Initial attempt was done using low-level socket() approach
can be seen in socket-trivial/
directory
scaling such solution require threading or multi-process,
gathering metrics using prometheus-client
library is pretty difficult.
So, I've tried to use Python asyncio for handling multiple incoming requests.
Validate upstream server CloudFlare certificate periodically.
Run service in container under non-privileged user on non-privileged port,
deploy as k8s Service
to forward privileged port 53 to non-privileged port 8853.
kind: Service
apiVersion: v1
metadata:
name: dns-tls-proxy
spec:
selector:
app: dns-tls-proxy
ports:
- protocol: TCP
port: 53
targetPort: 8853
Introduce rate-limit per client IPs, using token-bucket algoritm for example.
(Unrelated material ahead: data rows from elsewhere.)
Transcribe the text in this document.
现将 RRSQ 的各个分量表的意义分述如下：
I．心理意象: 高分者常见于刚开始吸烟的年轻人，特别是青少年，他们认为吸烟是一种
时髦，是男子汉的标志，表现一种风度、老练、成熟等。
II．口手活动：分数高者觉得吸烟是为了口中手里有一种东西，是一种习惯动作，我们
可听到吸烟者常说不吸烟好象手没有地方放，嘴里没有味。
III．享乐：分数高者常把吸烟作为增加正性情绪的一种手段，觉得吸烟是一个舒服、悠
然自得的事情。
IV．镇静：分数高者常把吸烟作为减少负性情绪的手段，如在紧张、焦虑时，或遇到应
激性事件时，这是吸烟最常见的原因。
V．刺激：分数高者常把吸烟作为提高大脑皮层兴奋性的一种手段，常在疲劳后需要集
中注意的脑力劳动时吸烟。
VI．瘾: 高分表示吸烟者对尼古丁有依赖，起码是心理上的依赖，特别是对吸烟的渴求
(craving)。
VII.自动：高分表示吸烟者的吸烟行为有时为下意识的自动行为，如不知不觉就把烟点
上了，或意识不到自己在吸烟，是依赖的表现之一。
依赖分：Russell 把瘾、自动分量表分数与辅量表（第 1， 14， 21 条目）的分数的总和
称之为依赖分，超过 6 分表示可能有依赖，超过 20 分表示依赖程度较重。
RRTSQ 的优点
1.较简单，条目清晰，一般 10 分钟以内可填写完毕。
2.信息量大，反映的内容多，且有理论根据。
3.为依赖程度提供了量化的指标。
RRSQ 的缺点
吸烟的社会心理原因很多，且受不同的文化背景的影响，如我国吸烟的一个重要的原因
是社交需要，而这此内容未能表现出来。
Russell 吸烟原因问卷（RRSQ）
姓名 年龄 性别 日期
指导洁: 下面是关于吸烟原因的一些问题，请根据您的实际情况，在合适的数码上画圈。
Analyze requirements, possible deploy using DaemonSet is needed.
Add service discovery, either using home-grown (like Consul-based) service discovery. For k8s we can use app-level annotations.
Implement health-check endpoint Expose cpu/mem/usage, requests by status in metrics
- validate DNS queries/requests
- refactor - create classes, split into different files, get rid of global variables
- add cpu/mem metrics
- improve app-level metrics - parse DNS queries and responses, add metrics for successfull and failed queries
- cache results according to TTL
- analyze top X requests, like google.com and keep results for them pre-resolved, with periodic update every TTL seconds
- implement upstream connection pooling to reduce resolve time by removing TLS handshake for every request
docker build -t dns-tls-proxy:test .
Open console, run it with 53/TCP port exposed for serving DNS queries and 5000 for /metrics
docker run --rm --name dns-tls-proxy -p 53:53 -p 5000:5000 -t dns-tls-proxy:test
in another shell window, generate some queries
for i in seq {1..100};do dig @127.0.0.1 -p 53 +tcp aa$i.com;done
Metrics can be observed by running curl localhost:5000/metrics
from new shell window
Alerts are needed at least for:
- higher than usual latencies like 100+ ms for 90-percentile
- high queries rates per IP/port pair per second (needs support in the code)